PS... We do use all the merchandise thin plastic bags we get at Menards and Walmart etc. They make great liners for garbage cans and I could write a book about the other uses for them too (line paint roller trays and toss when done).

cmoconnorFeb. 23, 13 8:38 AM

Donate your extra reusable bags (in good condition) to your local food shelf or shelter. The residents at the shelter at which I work really appreciate having a decent way to carry around their possessions.

nmulloyFeb. 23, 13 8:45 AM

I'm a frequent grocery shopper and have 5 large Trader Joe's bags I bring with me every time I shop. I've had the same bags for over 6 years now, and they're so sturdy that I don't see how they'll ever wear out. This is a little unsettling - if they never wear out what will happen to them when I die?

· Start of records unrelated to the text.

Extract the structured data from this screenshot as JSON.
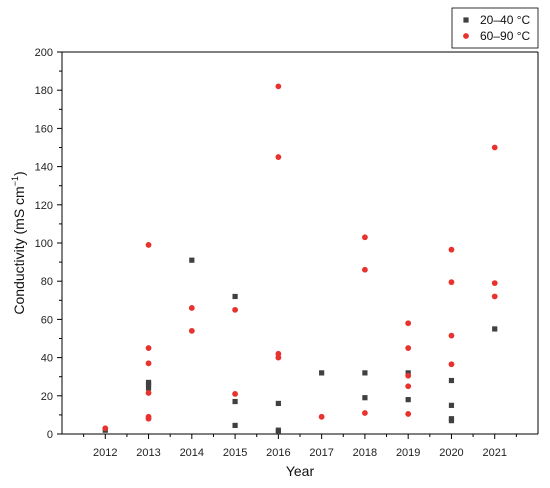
{
  "chart_data": {
    "type": "scatter",
    "title": "",
    "xlabel": "Year",
    "ylabel_main": "Conductivity (mS cm",
    "ylabel_sup": "−1",
    "ylabel_end": ")",
    "xlim": [
      2011,
      2022
    ],
    "ylim": [
      0,
      200
    ],
    "x_ticks": [
      2012,
      2013,
      2014,
      2015,
      2016,
      2017,
      2018,
      2019,
      2020,
      2021
    ],
    "y_ticks": [
      0,
      20,
      40,
      60,
      80,
      100,
      120,
      140,
      160,
      180,
      200
    ],
    "grid": false,
    "legend_position": "top-right",
    "series": [
      {
        "name": "20–40 °C",
        "marker": "square",
        "color": "#404040",
        "points": [
          [
            2012,
            2
          ],
          [
            2013,
            24
          ],
          [
            2013,
            26
          ],
          [
            2013,
            27
          ],
          [
            2014,
            91
          ],
          [
            2015,
            72
          ],
          [
            2015,
            17
          ],
          [
            2015,
            4.5
          ],
          [
            2016,
            16
          ],
          [
            2016,
            2
          ],
          [
            2016,
            1
          ],
          [
            2017,
            32
          ],
          [
            2018,
            32
          ],
          [
            2018,
            19
          ],
          [
            2019,
            32
          ],
          [
            2019,
            18
          ],
          [
            2020,
            28
          ],
          [
            2020,
            15
          ],
          [
            2020,
            8
          ],
          [
            2020,
            7
          ],
          [
            2021,
            55
          ]
        ]
      },
      {
        "name": "60–90 °C",
        "marker": "circle",
        "color": "#e8322e",
        "points": [
          [
            2012,
            3
          ],
          [
            2013,
            99
          ],
          [
            2013,
            45
          ],
          [
            2013,
            37
          ],
          [
            2013,
            21.5
          ],
          [
            2013,
            9
          ],
          [
            2013,
            8
          ],
          [
            2014,
            66
          ],
          [
            2014,
            54
          ],
          [
            2015,
            65
          ],
          [
            2015,
            21
          ],
          [
            2016,
            182
          ],
          [
            2016,
            145
          ],
          [
            2016,
            42
          ],
          [
            2016,
            40
          ],
          [
            2017,
            9
          ],
          [
            2018,
            103
          ],
          [
            2018,
            86
          ],
          [
            2018,
            11
          ],
          [
            2019,
            58
          ],
          [
            2019,
            45
          ],
          [
            2019,
            30.5
          ],
          [
            2019,
            25
          ],
          [
            2019,
            10.5
          ],
          [
            2020,
            96.5
          ],
          [
            2020,
            79.5
          ],
          [
            2020,
            51.5
          ],
          [
            2020,
            36.5
          ],
          [
            2021,
            150
          ],
          [
            2021,
            79
          ],
          [
            2021,
            72
          ]
        ]
      }
    ]
  }
}
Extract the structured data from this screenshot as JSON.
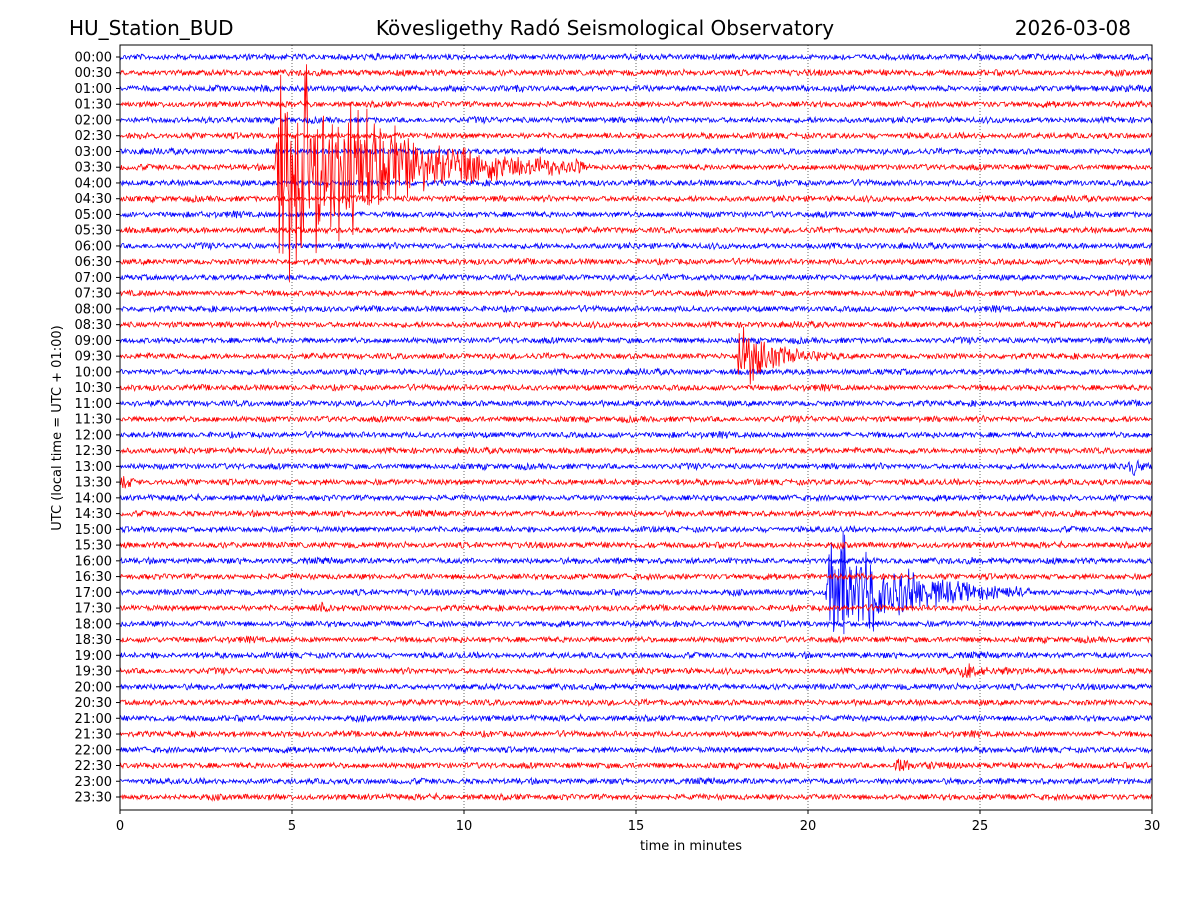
{
  "chart_data": {
    "type": "line",
    "subtype": "helicorder",
    "title_left": "HU_Station_BUD",
    "title": "Kövesligethy Radó Seismological Observatory",
    "title_right": "2026-03-08",
    "xlabel": "time in minutes",
    "ylabel": "UTC (local time = UTC + 01:00)",
    "xlim": [
      0,
      30
    ],
    "xticks": [
      "0",
      "5",
      "10",
      "15",
      "20",
      "25",
      "30"
    ],
    "grid": "vertical dotted at x ticks",
    "rows": [
      "00:00",
      "00:30",
      "01:00",
      "01:30",
      "02:00",
      "02:30",
      "03:00",
      "03:30",
      "04:00",
      "04:30",
      "05:00",
      "05:30",
      "06:00",
      "06:30",
      "07:00",
      "07:30",
      "08:00",
      "08:30",
      "09:00",
      "09:30",
      "10:00",
      "10:30",
      "11:00",
      "11:30",
      "12:00",
      "12:30",
      "13:00",
      "13:30",
      "14:00",
      "14:30",
      "15:00",
      "15:30",
      "16:00",
      "16:30",
      "17:00",
      "17:30",
      "18:00",
      "18:30",
      "19:00",
      "19:30",
      "20:00",
      "20:30",
      "21:00",
      "21:30",
      "22:00",
      "22:30",
      "23:00",
      "23:30"
    ],
    "series_colors": [
      "#0000ff",
      "#ff0000"
    ],
    "events": [
      {
        "row": "03:30",
        "start_min": 4.5,
        "duration_min": 9,
        "peak_amplitude_rows": 9
      },
      {
        "row": "09:30",
        "start_min": 17.9,
        "duration_min": 3,
        "peak_amplitude_rows": 2.5
      },
      {
        "row": "17:00",
        "start_min": 20.5,
        "duration_min": 6,
        "peak_amplitude_rows": 5
      },
      {
        "row": "13:00",
        "start_min": 29.3,
        "duration_min": 0.7,
        "peak_amplitude_rows": 1.2
      },
      {
        "row": "13:30",
        "start_min": 0.0,
        "duration_min": 0.6,
        "peak_amplitude_rows": 0.8
      },
      {
        "row": "17:30",
        "start_min": 5.5,
        "duration_min": 1,
        "peak_amplitude_rows": 0.8
      },
      {
        "row": "19:30",
        "start_min": 24.4,
        "duration_min": 2,
        "peak_amplitude_rows": 0.6
      },
      {
        "row": "22:30",
        "start_min": 22.5,
        "duration_min": 1.5,
        "peak_amplitude_rows": 0.5
      }
    ]
  }
}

mdcastleFeb. 23, 13 9:30 AM

It seems environmentalists think there's only two options 1)Use disposable bags, throw away when you get home, and in doing so somehow destroying the earth, or 2) Drag a bunch of cloth bags with you every time you go shopping, resuse them again and again. In reality there's two more options 3)Buy reusuable bags either with good intentions or because the store (IKEA) or local government got all politically correct and disposables aren't avaialable and then shove them in your closet and not reuse them, as per this article or 4)Use disposable bags, and upon getting home reuse them as mini-trash bags for cat boxes or cleaning out your car, and recycling the rest in the bins provided for that at any Walmart.

swmnguyFeb. 23, 13 9:57 AM

I use the plastic bags as wastebasket liners and kitty litter disposal units. I also take them when I travel (which I do kind of a lot for work), and they come in very handy on the road. I need paper grocery bags because my neighborhood (Regina) is going to be the last area of Minneapolis to get the new one-sort recycling system. Once I no longer need all the paper bags for recycling, I'll use my ever-expanding arsenal of re-usable bags a lot more often.

In Europe and in China, when I've gone to local grocery stores, you have to ask for plastic bags and pay for them. I think we should do that too, once we don't have to have paper bags for recycling. Why not? It's a product that costs the retailer money.

kivirl4Feb. 23, 1310:16 AM

its hilarious how most of these environmental initiatives backfire, like ethanol. As for not having stores provide bags? What store will volunteer for that? It would drive business away. Unless the govt. mandated that stores did not provide bags, but doing so is not a proper role of government.

mary2817Feb. 23, 1310:34 AM

I go to Brownsville, TX in the winter where they have outlawed plastic bags (or charge 25 cents for a small one). You'd be surprised how that jogs one's memory to remember your reusable bags.